Member of the State Duma (Party List Seat)
- Incumbent
- Assumed office 12 October 2021

Personal details
- Born: 1 October 1974 (age 51) Kuybyshev, RSFSR, USSR
- Party: Liberal Democratic Party of Russia
- Education: Moscow State Technological Academy

= Vladimir Koshelev =

Russian politician

Vladimir Alexeyevich Koshelev (Владимир Алексеевич Кошелев; born 1 October 1974, Kuybyshev) is a Russian political figure and a deputy of the 8th State Dumas.

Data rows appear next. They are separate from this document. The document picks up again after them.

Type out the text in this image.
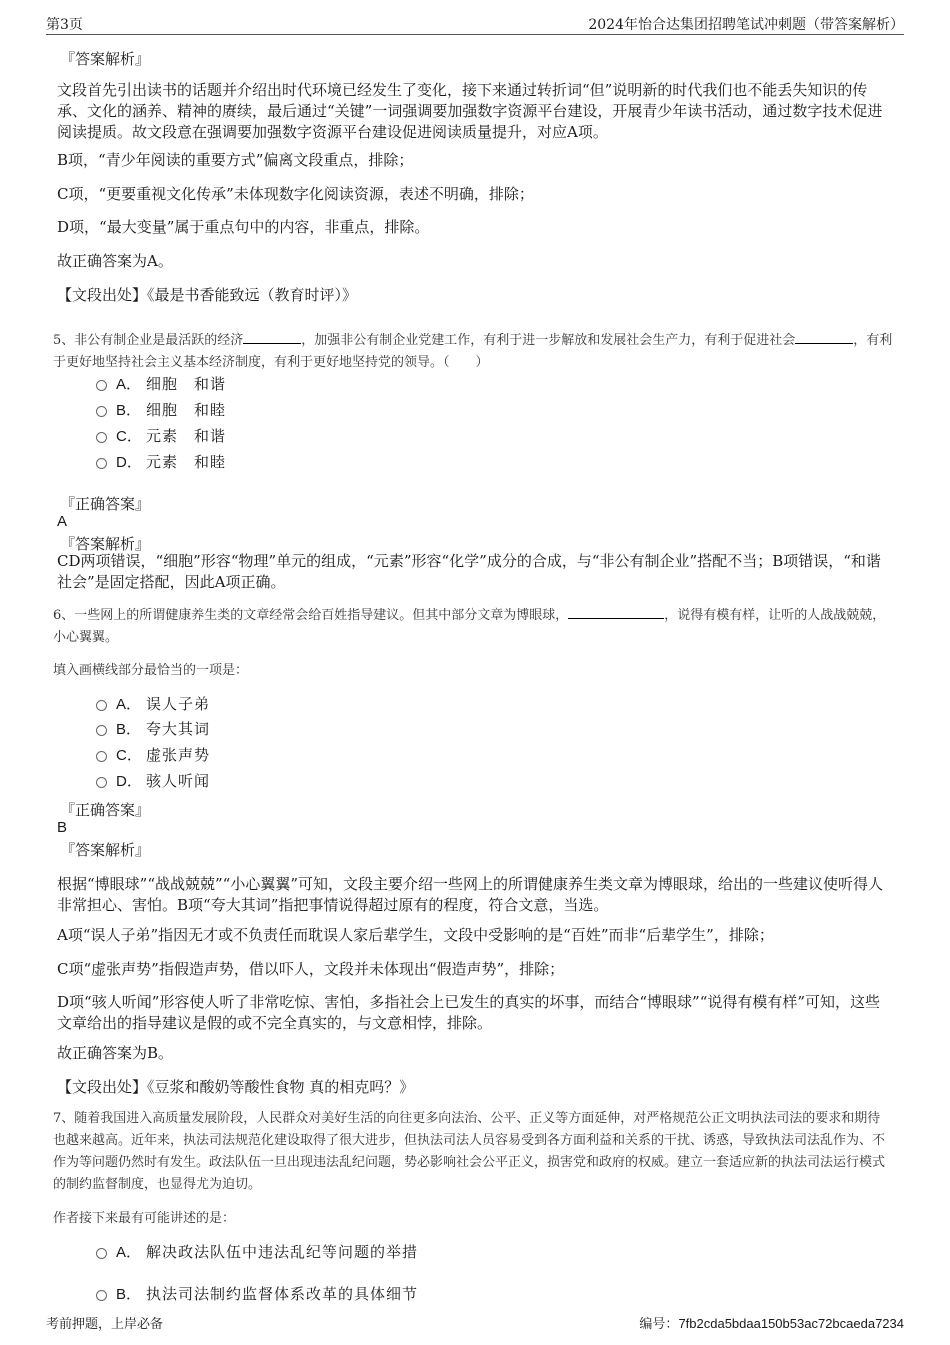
第3页	2024年怡合达集团招聘笔试冲刺题（带答案解析）
『答案解析』
文段首先引出读书的话题并介绍出时代环境已经发生了变化，接下来通过转折词“但”说明新的时代我们也不能丢失知识的传承、文化的涵养、精神的赓续，最后通过“关键”一词强调要加强数字资源平台建设，开展青少年读书活动，通过数字技术促进阅读提质。故文段意在强调要加强数字资源平台建设促进阅读质量提升，对应A项。
B项，“青少年阅读的重要方式”偏离文段重点，排除；
C项，“更要重视文化传承”未体现数字化阅读资源，表述不明确，排除；
D项，“最大变量”属于重点句中的内容，非重点，排除。
故正确答案为A。
【文段出处】《最是书香能致远（教育时评）》
5、非公有制企业是最活跃的经济	，加强非公有制企业党建工作，有利于进一步解放和发展社会生产力，有利于促进社会	，有利于更好地坚持社会主义基本经济制度，有利于更好地坚持党的领导。（　　）
A． 细胞　和谐
B． 细胞　和睦
C． 元素　和谐
D． 元素　和睦
『正确答案』
A
『答案解析』
CD两项错误，“细胞”形容“物理”单元的组成，“元素”形容“化学”成分的合成，与“非公有制企业”搭配不当；B项错误，“和谐社会”是固定搭配，因此A项正确。
6、一些网上的所谓健康养生类的文章经常会给百姓指导建议。但其中部分文章为博眼球，	，说得有模有样，让听的人战战兢兢，小心翼翼。
填入画横线部分最恰当的一项是：
A． 误人子弟
B． 夸大其词
C． 虚张声势
D． 骇人听闻
『正确答案』
B
『答案解析』
根据“博眼球”“战战兢兢”“小心翼翼”可知，文段主要介绍一些网上的所谓健康养生类文章为博眼球，给出的一些建议使听得人非常担心、害怕。B项“夸大其词”指把事情说得超过原有的程度，符合文意，当选。
A项“误人子弟”指因无才或不负责任而耽误人家后辈学生，文段中受影响的是“百姓”而非“后辈学生”，排除；
C项“虚张声势”指假造声势，借以吓人，文段并未体现出“假造声势”，排除；
D项“骇人听闻”形容使人听了非常吃惊、害怕，多指社会上已发生的真实的坏事，而结合“博眼球”“说得有模有样”可知，这些文章给出的指导建议是假的或不完全真实的，与文意相悖，排除。
故正确答案为B。
【文段出处】《豆浆和酸奶等酸性食物 真的相克吗？》
7、随着我国进入高质量发展阶段，人民群众对美好生活的向往更多向法治、公平、正义等方面延伸，对严格规范公正文明执法司法的要求和期待也越来越高。近年来，执法司法规范化建设取得了很大进步，但执法司法人员容易受到各方面利益和关系的干扰、诱惑，导致执法司法乱作为、不作为等问题仍然时有发生。政法队伍一旦出现违法乱纪问题，势必影响社会公平正义，损害党和政府的权威。建立一套适应新的执法司法运行模式的制约监督制度，也显得尤为迫切。
作者接下来最有可能讲述的是：
A． 解决政法队伍中违法乱纪等问题的举措
B． 执法司法制约监督体系改革的具体细节
考前押题，上岸必备	编号：7fb2cda5bdaa150b53ac72bcaeda7234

From 1999 to 2005, Koshelev worked as deputy director of the Aviacor JSC. In 2006, he led the privatization of the company's construction division. In the same year, he was elected chairman of the board of directors of the Aviacor construction corporation, which in 2014 was renamed the Koshelev-project. In 2011, he was appointed the advisor to the Governor of the Ulyanovsk Oblast. From 2016 to 2021, he was the deputy of the Samara Regional Duma of the 6th convocation. Since September 2021, he has served as deputy of the 8th State Duma.

== Awards ==

- 2013 – Badge of Honor “Honored Builder of Russia”
- 2018 – Order of Friendship (South Ossetia)
- 2024 – Order of Friendship (Russian Federation)

== Sanctions ==
He was sanctioned by the UK government in 2022 in relation to the Russo-Ukrainian War.